A single neuron can have many dendrites plus the cell body, and both can synapse with many other neurons. Typically, a neuron is on the receiving end of many excitatory and inhibitory signals. An excitatory neurotransmitter produces a potential change called a signal that drives the polarity of a neuron closer to an action potential; an inhibitory neurotransmitter produces a signal that drives the polarity of a neuron farther from an action potential. Excitatory signals have a depolarizing effect, and inhibitory signals have a hyperpolarizing effect. Neurons integrate these incoming signals.

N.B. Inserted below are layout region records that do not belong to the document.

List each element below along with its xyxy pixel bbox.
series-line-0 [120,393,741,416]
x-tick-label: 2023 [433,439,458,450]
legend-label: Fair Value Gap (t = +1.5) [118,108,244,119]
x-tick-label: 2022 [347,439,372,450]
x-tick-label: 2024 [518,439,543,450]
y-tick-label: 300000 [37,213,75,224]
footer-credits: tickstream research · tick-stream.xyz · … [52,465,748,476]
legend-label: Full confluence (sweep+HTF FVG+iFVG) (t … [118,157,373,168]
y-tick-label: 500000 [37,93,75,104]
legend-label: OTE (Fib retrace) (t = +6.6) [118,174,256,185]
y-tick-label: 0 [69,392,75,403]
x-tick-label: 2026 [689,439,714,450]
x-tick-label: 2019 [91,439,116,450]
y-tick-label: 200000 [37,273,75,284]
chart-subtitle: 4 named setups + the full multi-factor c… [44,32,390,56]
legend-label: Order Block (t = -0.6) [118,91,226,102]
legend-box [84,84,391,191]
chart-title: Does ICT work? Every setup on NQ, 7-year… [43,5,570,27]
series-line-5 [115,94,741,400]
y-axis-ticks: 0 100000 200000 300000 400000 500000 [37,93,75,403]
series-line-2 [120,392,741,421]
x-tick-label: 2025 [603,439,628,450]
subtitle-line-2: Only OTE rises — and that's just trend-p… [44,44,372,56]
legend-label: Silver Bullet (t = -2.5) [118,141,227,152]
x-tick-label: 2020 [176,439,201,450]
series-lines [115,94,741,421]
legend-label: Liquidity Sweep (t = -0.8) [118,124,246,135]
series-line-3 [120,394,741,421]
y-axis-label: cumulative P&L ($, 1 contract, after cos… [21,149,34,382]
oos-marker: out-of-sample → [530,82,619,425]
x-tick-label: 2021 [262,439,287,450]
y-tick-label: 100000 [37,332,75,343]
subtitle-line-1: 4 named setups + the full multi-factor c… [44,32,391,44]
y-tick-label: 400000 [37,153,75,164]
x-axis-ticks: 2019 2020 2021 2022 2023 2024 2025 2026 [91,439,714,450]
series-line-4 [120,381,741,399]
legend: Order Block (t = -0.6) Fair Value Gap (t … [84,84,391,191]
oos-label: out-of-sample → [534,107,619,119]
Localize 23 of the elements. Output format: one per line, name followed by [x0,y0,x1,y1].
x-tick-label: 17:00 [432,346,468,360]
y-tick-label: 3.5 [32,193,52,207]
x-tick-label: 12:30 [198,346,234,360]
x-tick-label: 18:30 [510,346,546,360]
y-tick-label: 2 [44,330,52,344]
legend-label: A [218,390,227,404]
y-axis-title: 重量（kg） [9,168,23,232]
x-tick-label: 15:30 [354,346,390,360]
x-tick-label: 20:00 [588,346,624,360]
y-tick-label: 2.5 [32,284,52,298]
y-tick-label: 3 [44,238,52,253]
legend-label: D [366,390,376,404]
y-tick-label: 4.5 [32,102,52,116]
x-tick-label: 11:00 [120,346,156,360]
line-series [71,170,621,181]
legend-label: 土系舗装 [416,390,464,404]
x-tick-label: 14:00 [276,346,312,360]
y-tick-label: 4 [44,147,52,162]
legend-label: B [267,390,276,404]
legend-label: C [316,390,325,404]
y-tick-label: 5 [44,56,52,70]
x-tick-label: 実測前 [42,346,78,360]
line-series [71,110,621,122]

Integration is the summing up of excitatory and inhibitory signals. If a neuron receives many excitatory signals (either from different synapses or at a rapid rate from one synapse), chances are, the axon will transmit a nerve impulse. On the other hand, if a neuron receives both inhibitory and excitatory signals, the summing up of these signals may prohibit the axon from firing.
At least 25 different neurotransmitters have been identified, but two very well-known ones are acetylcholine (ACh) and norepinephrine (NE). Once a neurotransmitter has been released into a synaptic cleft and has initiated a response, it is removed from the cleft. In some synapses, the postsynaptic membrane contains enzymes that rapidly inactivate the neurotransmitter. For example, the enzyme acetylcholinesterase (AChE) breaks down acetylcholine. In other synapses, the presynaptic membrane rapidly reabsorbs the neurotransmitter, possibly for repackaging in synaptic vesicles or for molecular breakdown. The short existence of neurotransmitters at a synapse prevents continuous stimulation (or inhibition) of postsynaptic membranes.
Figure 8.5 Synapse structure and function. Transmission across a synapse from one neuron to another occurs when a neurotransmitter is released at the presynaptic membrane, diffuses across a synaptic cleft, and binds to a receptor in the postsynaptic membrane.